Así por ejemplo competencias como la creatividad, el pensamiento crítico, la toma de decisiones y el procesamiento de información compleja vivirán un repunte de hasta el 14% en el Viejo Continente. Al mismo tiempo perderán valor la alfabetización y la aritmética más básica.
“La automatización afectará especialmente a las competencias básicas de introducción y tratamiento de datos, que se reducirán en un 19% en Estados Unidos y en un 23% en Europa entre 2016 y 2030”, indica el estudio. “El descenso se producirá en casi todos los sectores, ya que las máquinas se irán encargando progresivamente de las tareas sencillas”.
Aunque tradicionalmente se ha contrapuesto la Transformación Digital a los trabajos más manuales, lo cierto es que en el futuro seguirán teniendo un peso determinante en el mercado laboral. No estarán ligados con la tecnología —no al menos directamente— pero sí cubrirán demandas ya presentes en el mercado.
Así, el descenso en la demanda de estas competencias en las últimas dos décadas seguirá su avance hasta el 2030, cuando consagrará una caída del 16% entre las empresas europeas. Claro que esta tendencia no será del todo absolutista en términos de implicaciones laborales.

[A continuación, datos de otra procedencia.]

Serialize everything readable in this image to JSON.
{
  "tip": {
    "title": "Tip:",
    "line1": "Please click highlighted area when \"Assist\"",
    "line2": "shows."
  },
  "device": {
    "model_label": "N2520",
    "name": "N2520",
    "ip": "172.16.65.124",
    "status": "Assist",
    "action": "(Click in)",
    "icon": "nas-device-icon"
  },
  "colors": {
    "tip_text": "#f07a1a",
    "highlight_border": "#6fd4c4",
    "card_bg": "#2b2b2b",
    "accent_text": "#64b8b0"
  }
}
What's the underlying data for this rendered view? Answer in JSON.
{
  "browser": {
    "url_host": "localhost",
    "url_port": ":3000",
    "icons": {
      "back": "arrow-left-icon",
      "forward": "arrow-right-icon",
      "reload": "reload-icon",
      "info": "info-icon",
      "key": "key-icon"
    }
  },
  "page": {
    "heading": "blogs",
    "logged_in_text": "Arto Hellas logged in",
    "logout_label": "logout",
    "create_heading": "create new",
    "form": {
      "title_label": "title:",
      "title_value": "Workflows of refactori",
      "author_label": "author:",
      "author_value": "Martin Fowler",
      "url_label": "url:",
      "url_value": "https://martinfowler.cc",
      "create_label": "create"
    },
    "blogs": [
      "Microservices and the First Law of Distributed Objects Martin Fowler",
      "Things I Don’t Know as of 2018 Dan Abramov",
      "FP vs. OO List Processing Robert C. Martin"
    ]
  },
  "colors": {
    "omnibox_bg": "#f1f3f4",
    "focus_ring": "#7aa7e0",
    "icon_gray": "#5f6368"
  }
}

Tal y como explica McKinsey, “la combinación de habilidades físicas y manuales requeridas en las ocupaciones cambiará en función del grado de automatización de las actividades laborales”. Resulta evidente que la robotización llegará antes a los almacenes que a los hospitales, pero eso no evitará que los empleos tradicionales representen el 25% del mercado.
El caso de España en esta cuestión es realmente explícito porque la obsesión por la formación universitaria está provocando agujeros cada vez mayores en determinados sectores manuales. Cedefop estima en un estudio que el 65% de los puestos creados en 2030 tendrán que ser cubiertos por profesionales con algún tipo de FP.